Keeping Up Like a Cardcashian – – Not Recommended

Sandy Balick of Consensus Point Mediation LLC (consensuspoint.com) discusses the importance of spending less and provides some pointers on how to do so.Carrying forward from my last post on long term savings – always a good idea and, if you’ve just emerged from a divorce, it may be an especially important one — we tackle the subject of curtailing spending waste.

Fearing that eyes are already glazing over, I’m forced to resort to that old online media trick: send in the Kardashians. Yes, it’s a name not infrequently annexed to the word divorce. But I’m mentioning the Kardashians only by way of introducing an unrelated family; one that most of us are literally card-carrying members of, the Cardcashians.

The Cardcashians constitute the great extended family of those of us (divorced or not) whose financial plan is to meet daily expenditures through some combination of credit card use and cash liberation from the ATM (for a small fee, of course). Where this practice involves rolling credit card debt from month to month, there’s likely little opportunity for long-term savings.

The divorce settlement details of the Cardcashians may be a lot less interesting than those associated with the other family, but one thing is certain: without a disciplined spending and savings plan, we’ll remain Cardcashians forever with the risk of setting ourselves up for an underfunded retirement.

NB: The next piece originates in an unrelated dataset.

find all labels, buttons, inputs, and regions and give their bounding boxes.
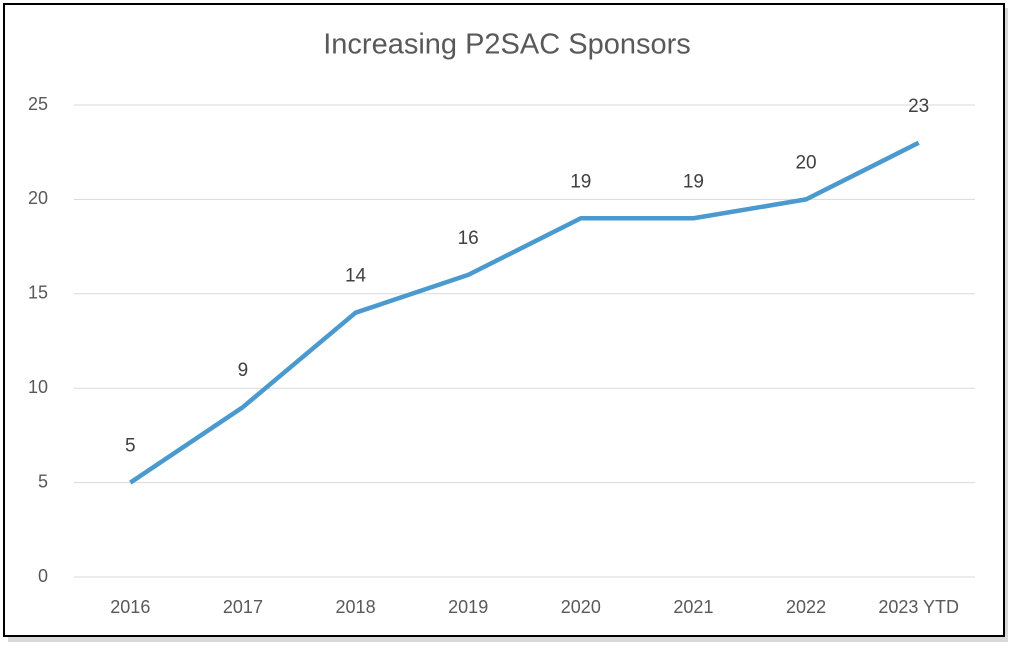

While my last post suggested retirement savings as a longer-term goal, it was not intended to provide an excuse to put off the issue for another day. The fact is (take it from me) retirement years are sneaky – they seem so distant for so long, then suddenly they are staring you right in the face. The financial ill preparedness of many Americans approaching retirement is well-known, and unless you’re prepared to live off the grid, in a tent, enduring retirement years as a Cardcashian will be challenging, even with Social Security, Medicare, etc.

What’s to be done? If you’re finding nothing to put away, take a close look at your budget (see last month’s post).  Are there expenditures than can be reduced, even by small amounts, or even done without? Are economies available?

Here are two prime targets for review: cell phone/data plans and food/beverage purchases. First, make certain you know the actual total annual cost of cell phone media services. The figure may surprise you. If so, it’s time to evaluate competing plans and to question whether you really need all the features you’re paying so dearly for.

Food is another area to keep a close watch on.  No, there’s no need to give up meals (although some of us could “afford to,” in another sense – but that’s another story). Surprising small economies here, liberating an extra ten or fifteen dollars a week can yield $400 or more in savings a year. Recall that you survived just fine back in the days when your water supply came from the tap (already paid for), not a plastic bottle ($1.00 or more per bottle).

These are suggested areas of investigation. Can you think of any more? Please share your ideas via the “Leave a Reply” box below.

 Next post – getting outside help where savings/investing is concerned.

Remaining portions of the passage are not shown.